そして最後はワシントンDCです。国防総省等への訪問に先立ち、歴代在日米軍司令官であられた名誉会員の皆様を迎えての招宴を企画しましたところ、マイヤーズ大将ご夫人、エバハート大将ご夫妻、ホール中将ご夫妻、ワスコー中将ご夫妻そして特別ゲストとして遠竹団長の親しい友人である前米空軍参謀総長ジャンパー大将ご夫妻をお迎えすることが出来、懐かしい思い出話しや近況について大いに語らう楽しい一時を実現することができました。
国防総省においては、世界情勢等に関する情報ブリーフィングに始まり、AF/A2のデプチューラ中将、AF/A8のジョーンズ中将、副AF/A3/5のニュートン少将、SAF/IAのジョディス准将らに表敬・面談する機会を得ましたが、米空軍の現状や趨勢等に関する話題に加え、中国への対応に関わる話題が多く出されたことが印象的でした。また、相手側からF−22の話題が持ち出されることは無かったことも紹介しておくべきことの一つかも知れません。
日本大使館では、日程の都合で加藤良三大使にお会いすることは出来ませんでしたが、防衛駐在官の吉田正紀海将補と面談する機会を得ました。本国の難しい政治情勢の中、制服を着た外交官としての役割を積極的に果たそうとする意欲に溢れた吉田海将補のお話し振りに圧倒されたのは筆者だけではなかった筈です。
退役、現役を含めた会員総数約13万人を有するAFAは、機関雑誌「Air
Force Magazine」 を発刊する全国家的組織であり、今回の年次総会で見られた各種のセレモニーや会場ホテル内に設置された軍事産業界の多数の展示物は、エアー・パワーとしての米空軍の強大さを感じさせるものでありました。折しも同会場では、米空軍参謀総長モーズレー大将が主催されるGACC(Global
Air Chiefs Conference)が同時開催されており、各国の空軍参謀総長等から過去の戦訓、相互運用性、国際協調等に関する興味深い意見発表がなされていました。米空軍は、現在、「世界的なテロとの戦い」、「兵士の生活レベルの質的向上」そして「戦力の能力向上と近代化」を優先施策に掲げながら大規模な組織改革を進行させていますが、正に米空軍の着実な改革振りと地球規模的な存在感を示す一大行事を垣間見た思いでした。

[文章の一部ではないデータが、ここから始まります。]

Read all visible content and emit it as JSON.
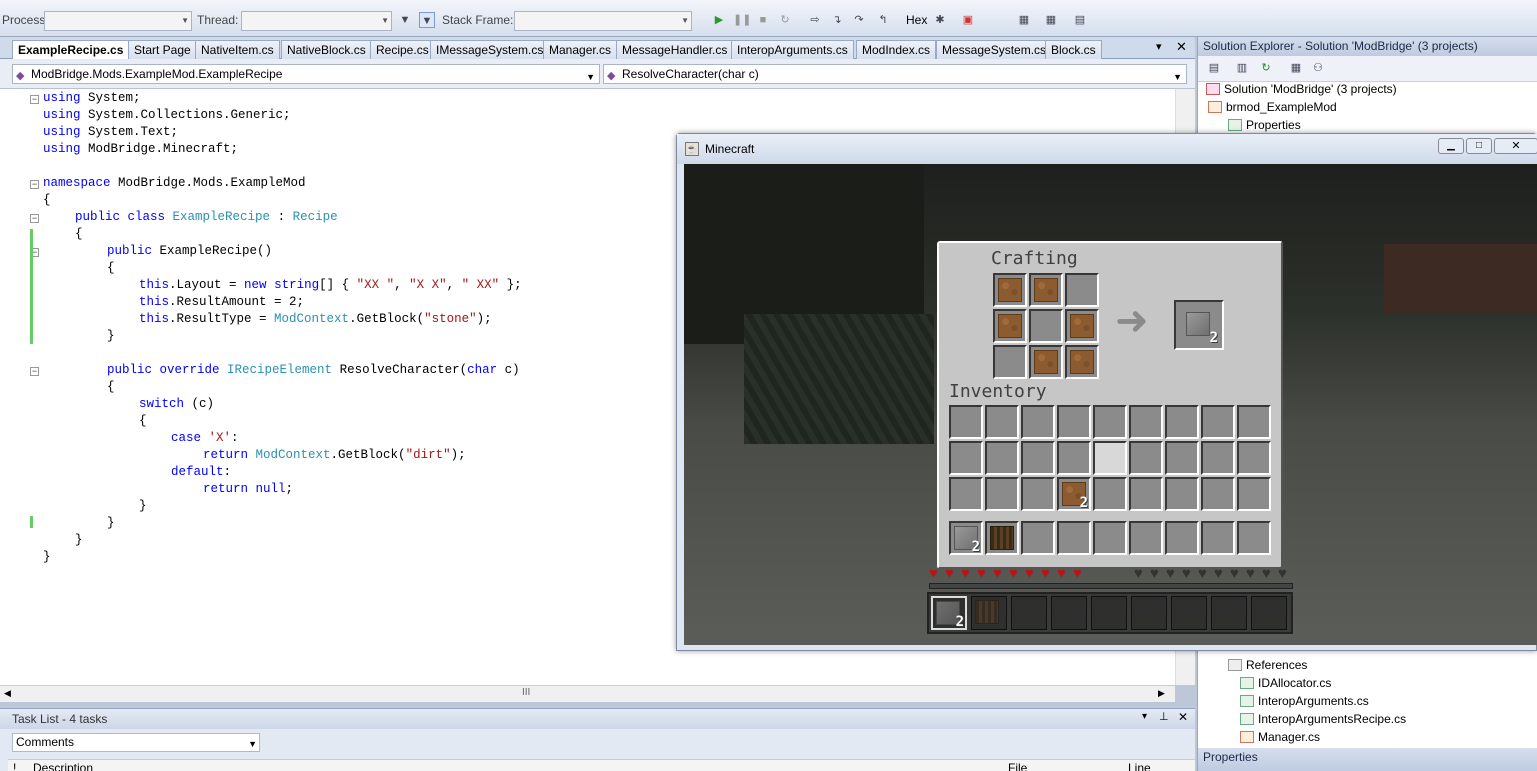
{
  "toolbar": {
    "process_label": "Process:",
    "thread_label": "Thread:",
    "stack_frame_label": "Stack Frame:",
    "hex_label": "Hex"
  },
  "tabs": [
    {
      "label": "ExampleRecipe.cs",
      "active": true
    },
    {
      "label": "Start Page"
    },
    {
      "label": "NativeItem.cs"
    },
    {
      "label": "NativeBlock.cs"
    },
    {
      "label": "Recipe.cs"
    },
    {
      "label": "IMessageSystem.cs"
    },
    {
      "label": "Manager.cs"
    },
    {
      "label": "MessageHandler.cs"
    },
    {
      "label": "InteropArguments.cs"
    },
    {
      "label": "ModIndex.cs"
    },
    {
      "label": "MessageSystem.cs"
    },
    {
      "label": "Block.cs"
    }
  ],
  "nav": {
    "type_combo": "ModBridge.Mods.ExampleMod.ExampleRecipe",
    "member_combo": "ResolveCharacter(char c)"
  },
  "code": {
    "l1": [
      "using",
      " System;"
    ],
    "l2": [
      "using",
      " System.Collections.Generic;"
    ],
    "l3": [
      "using",
      " System.Text;"
    ],
    "l4": [
      "using",
      " ModBridge.Minecraft;"
    ],
    "l6": [
      "namespace",
      " ModBridge.Mods.ExampleMod"
    ],
    "l7": "{",
    "l8": [
      "public class ",
      "ExampleRecipe",
      " : ",
      "Recipe"
    ],
    "l9": "{",
    "l10": [
      "public",
      " ExampleRecipe()"
    ],
    "l11": "{",
    "l12": [
      "this",
      ".Layout = ",
      "new",
      " ",
      "string",
      "[] { ",
      "\"XX \"",
      ", ",
      "\"X X\"",
      ", ",
      "\" XX\"",
      " };"
    ],
    "l13": [
      "this",
      ".ResultAmount = 2;"
    ],
    "l14": [
      "this",
      ".ResultType = ",
      "ModContext",
      ".GetBlock(",
      "\"stone\"",
      ");"
    ],
    "l15": "}",
    "l17": [
      "public override ",
      "IRecipeElement",
      " ResolveCharacter(",
      "char",
      " c)"
    ],
    "l18": "{",
    "l19": [
      "switch",
      " (c)"
    ],
    "l20": "{",
    "l21": [
      "case",
      " ",
      "'X'",
      ":"
    ],
    "l22": [
      "return",
      " ",
      "ModContext",
      ".GetBlock(",
      "\"dirt\"",
      ");"
    ],
    "l23": [
      "default",
      ":"
    ],
    "l24": [
      "return",
      " ",
      "null",
      ";"
    ],
    "l25": "}",
    "l26": "}",
    "l27": "}",
    "l28": "}"
  },
  "hscroll_grip": "III",
  "tasklist": {
    "title": "Task List - 4 tasks",
    "filter": "Comments",
    "col_excl": "!",
    "col_description": "Description",
    "col_file": "File",
    "col_line": "Line"
  },
  "solution_explorer": {
    "title": "Solution Explorer - Solution 'ModBridge' (3 projects)",
    "items": [
      "Solution 'ModBridge' (3 projects)",
      "brmod_ExampleMod",
      "Properties",
      "References",
      "IDAllocator.cs",
      "InteropArguments.cs",
      "InteropArgumentsRecipe.cs",
      "Manager.cs"
    ],
    "properties_panel": "Properties"
  },
  "minecraft": {
    "title": "Minecraft",
    "crafting_label": "Crafting",
    "inventory_label": "Inventory",
    "result_count": "2",
    "inv_dirt_count": "2",
    "hotbar_stone_count": "2",
    "hud_stone_count": "2",
    "health_hearts": 10,
    "armor_points": 10
  },
  "colors": {
    "keyword": "#0000ff",
    "type": "#2b91af",
    "string": "#a31515",
    "gui_bg": "#c6c6c6"
  }
}
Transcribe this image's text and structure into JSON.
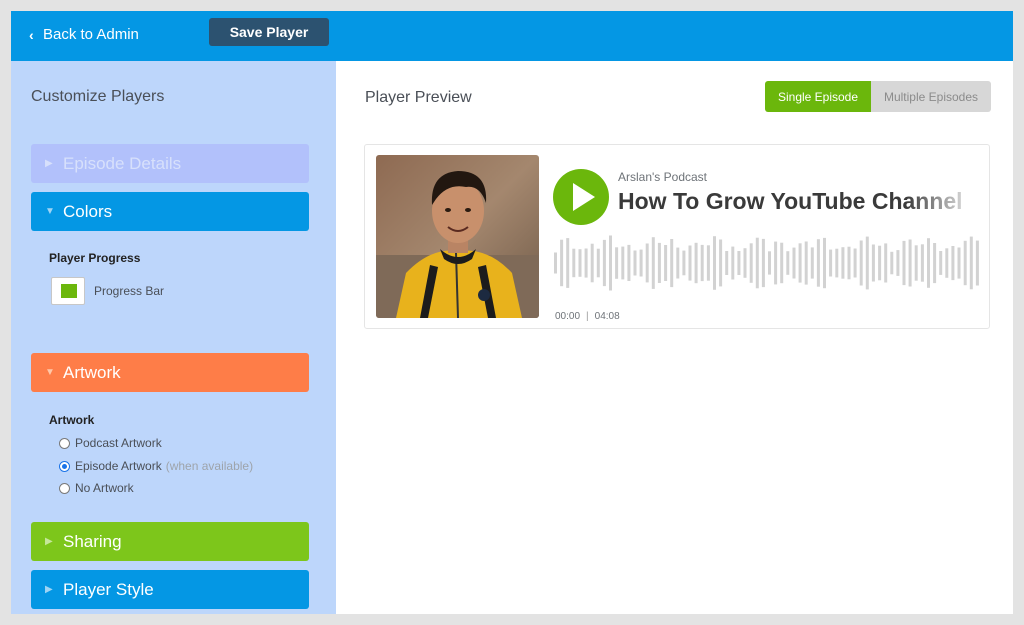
{
  "header": {
    "back_label": "Back to Admin",
    "save_label": "Save Player"
  },
  "sidebar": {
    "title": "Customize Players",
    "sections": {
      "episode_details": "Episode Details",
      "colors": "Colors",
      "artwork": "Artwork",
      "sharing": "Sharing",
      "player_style": "Player Style"
    },
    "colors_panel": {
      "heading": "Player Progress",
      "swatch_label": "Progress Bar",
      "swatch_color": "#6bb70c"
    },
    "artwork_panel": {
      "heading": "Artwork",
      "options": [
        {
          "label": "Podcast Artwork",
          "note": "",
          "checked": false
        },
        {
          "label": "Episode Artwork",
          "note": "(when available)",
          "checked": true
        },
        {
          "label": "No Artwork",
          "note": "",
          "checked": false
        }
      ]
    }
  },
  "main": {
    "title": "Player Preview",
    "toggle": {
      "single": "Single Episode",
      "multiple": "Multiple Episodes",
      "selected": "single"
    },
    "player": {
      "podcast": "Arslan's Podcast",
      "episode_title": "How To Grow YouTube Channel",
      "current_time": "00:00",
      "separator": "|",
      "duration": "04:08",
      "progress": 0
    }
  },
  "colors": {
    "topbar": "#0497e4",
    "accent_green": "#6bb70c",
    "artwork_orange": "#fe7d48",
    "save_button": "#2c5270"
  }
}
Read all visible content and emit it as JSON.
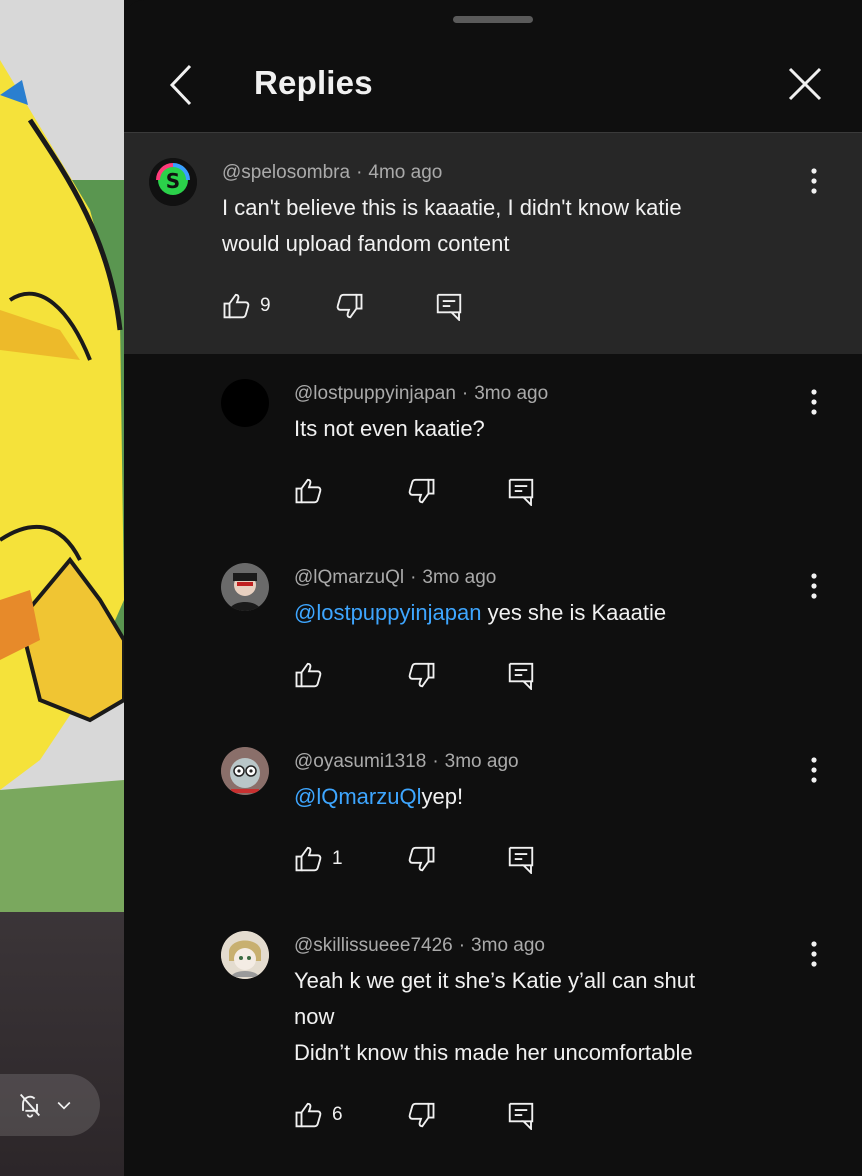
{
  "header": {
    "title": "Replies"
  },
  "comments": [
    {
      "author": "@spelosombra",
      "time": "4mo ago",
      "text_lines": [
        "I can't believe this is kaaatie, I didn't know katie",
        "would upload fandom content"
      ],
      "likes": "9",
      "avatar_color": "#1a1a1a"
    },
    {
      "author": "@lostpuppyinjapan",
      "time": "3mo ago",
      "text_lines": [
        "Its not even kaatie?"
      ],
      "likes": "",
      "avatar_color": "#000000"
    },
    {
      "author": "@lQmarzuQl",
      "time": "3mo ago",
      "mention": "@lostpuppyinjapan",
      "text": " yes she is Kaaatie",
      "likes": "",
      "avatar_color": "#3a3a3a"
    },
    {
      "author": "@oyasumi1318",
      "time": "3mo ago",
      "mention": "@lQmarzuQl",
      "text": "yep!",
      "likes": "1",
      "avatar_color": "#6b5a58"
    },
    {
      "author": "@skillissueee7426",
      "time": "3mo ago",
      "text_lines": [
        "Yeah k we get it she’s Katie y’all can shut",
        "now",
        "Didn’t know this made her uncomfortable"
      ],
      "likes": "6",
      "avatar_color": "#d8d0c4"
    }
  ],
  "colors": {
    "mention": "#3ea6ff",
    "panel_bg": "#0f0f0f",
    "highlight_bg": "#272727"
  },
  "icons": [
    "chevron-left-icon",
    "close-icon",
    "like-icon",
    "dislike-icon",
    "reply-icon",
    "more-vert-icon",
    "bell-off-icon",
    "chevron-down-icon"
  ]
}
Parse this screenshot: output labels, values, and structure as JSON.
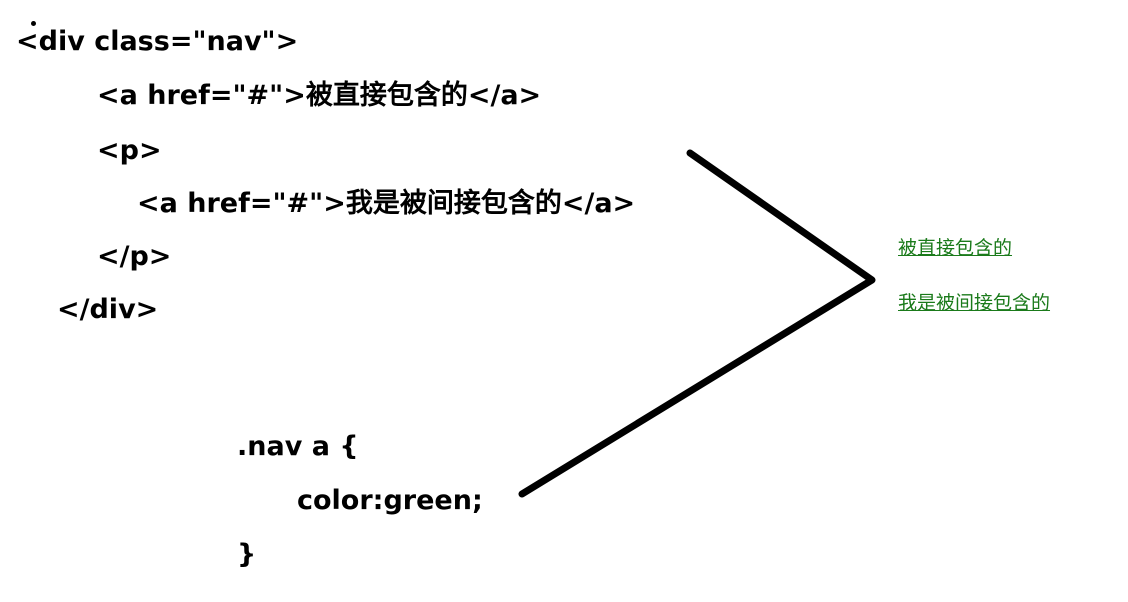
{
  "html_code": {
    "lines": [
      "<div class=\"nav\">",
      "<a href=\"#\">被直接包含的</a>",
      "<p>",
      "<a href=\"#\">我是被间接包含的</a>",
      "</p>",
      "</div>"
    ]
  },
  "css_code": {
    "lines": [
      ".nav a {",
      "color:green;",
      "}"
    ]
  },
  "rendered_result": {
    "links": [
      "被直接包含的",
      "我是被间接包含的"
    ],
    "link_color": "#1a7a1a"
  },
  "icons": {
    "connector": "angle-bracket-arrow-icon"
  }
}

日米交流については、米国内における日米関係の重要性に関する認識低調傾向を助長させないためにも、今後共、OBレベルでの人的交流を大事にするとともに、多彩なレベルでの交流拡大努力が一層望まれるように思われます。また、同盟の確かさの確認責任は同盟国相互にあるのが基本であろうとの認識を新たにしたことも、今回の訪米成果の一つと言えるような気がいたします。
最後に、事前勉強でお世話になった5空軍司令官のライト中将、航空幕僚監部のスタッフの皆さん、そして訪問先でお世話いただいた防衛駐在官、連絡幹部等、今回の訪米に際してご協力頂いた関係者各位対し、本紙面をお借りして心から感謝の意を表したいと思います。本当に有難うございました。